Aurora Shooter James Holmes
Yummy. . . yum.  The American public is about to be entertained with the fencing and parrying of lawyers in the case of a young man, who shot 70 people, killing 12 of them in a Colorado movie theater. According to an article in the New York Times:
The prosecution of James E. Holmes for the slaughter in a Colorado movie theater last month differs from most criminal proceedings because there is so little doubt that he is the perpetrator. But that will not make it easier.   Participants in the case, likely to be a drawn-out one, will wrestle with some of the most contested concepts in American law — sanity, an impartial jury and the political pressures for punishment in a deeply wounded community.

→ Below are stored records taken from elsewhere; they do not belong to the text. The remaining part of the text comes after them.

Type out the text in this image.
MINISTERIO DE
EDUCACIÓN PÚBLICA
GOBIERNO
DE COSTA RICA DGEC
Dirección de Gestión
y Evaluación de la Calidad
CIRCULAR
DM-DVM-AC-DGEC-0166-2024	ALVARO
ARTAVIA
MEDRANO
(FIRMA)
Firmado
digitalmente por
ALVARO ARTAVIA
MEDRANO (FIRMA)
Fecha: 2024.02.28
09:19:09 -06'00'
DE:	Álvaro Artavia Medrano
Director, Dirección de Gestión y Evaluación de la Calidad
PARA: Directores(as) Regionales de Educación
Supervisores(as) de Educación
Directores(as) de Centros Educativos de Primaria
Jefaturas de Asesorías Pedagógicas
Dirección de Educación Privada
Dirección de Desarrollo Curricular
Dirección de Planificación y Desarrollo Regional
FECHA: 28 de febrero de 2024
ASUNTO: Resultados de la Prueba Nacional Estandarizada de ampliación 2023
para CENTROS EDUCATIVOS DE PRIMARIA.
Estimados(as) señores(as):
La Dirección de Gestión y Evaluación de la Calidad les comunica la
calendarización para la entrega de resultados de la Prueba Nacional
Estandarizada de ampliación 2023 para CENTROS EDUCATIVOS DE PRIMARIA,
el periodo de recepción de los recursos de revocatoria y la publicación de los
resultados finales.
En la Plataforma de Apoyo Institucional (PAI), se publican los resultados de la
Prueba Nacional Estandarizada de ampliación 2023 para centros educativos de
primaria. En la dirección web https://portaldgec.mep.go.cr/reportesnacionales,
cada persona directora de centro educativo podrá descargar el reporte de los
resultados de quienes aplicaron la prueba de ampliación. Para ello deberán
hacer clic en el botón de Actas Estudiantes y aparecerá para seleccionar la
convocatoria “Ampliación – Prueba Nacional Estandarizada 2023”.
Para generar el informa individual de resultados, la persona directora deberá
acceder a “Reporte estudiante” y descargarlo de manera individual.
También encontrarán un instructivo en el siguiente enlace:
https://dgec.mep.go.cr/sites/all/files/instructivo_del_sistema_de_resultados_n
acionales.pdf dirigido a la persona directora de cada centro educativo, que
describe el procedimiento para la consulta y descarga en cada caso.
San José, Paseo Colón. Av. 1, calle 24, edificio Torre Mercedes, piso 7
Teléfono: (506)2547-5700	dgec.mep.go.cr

But why not forego the buttered popcorn and all that salivating over the legal intricacies of a case in which everyone knows the man is guilty, and focus instead on getting falsely-accused minorities out of jail.   The very notion that legal experts could draw intellectual stimulation  from the so-called complexities of the Aurora case makes me want to vomit.  What if instead they turned their agile  legal minds to equalizing the criminal justice system so that 90% of all prison inmates were not minorities or poor whites?  

Or maybe I'm missing the point.  What is the best way for American society to convince itself that it has a functioning criminal justice system, when the opposite is the case?  It might be to intellectualize the most visible cases, while continuing to do what it does best -- incarcerate shamefully disproportionate numbers of blacks, Hispanics and poor whites.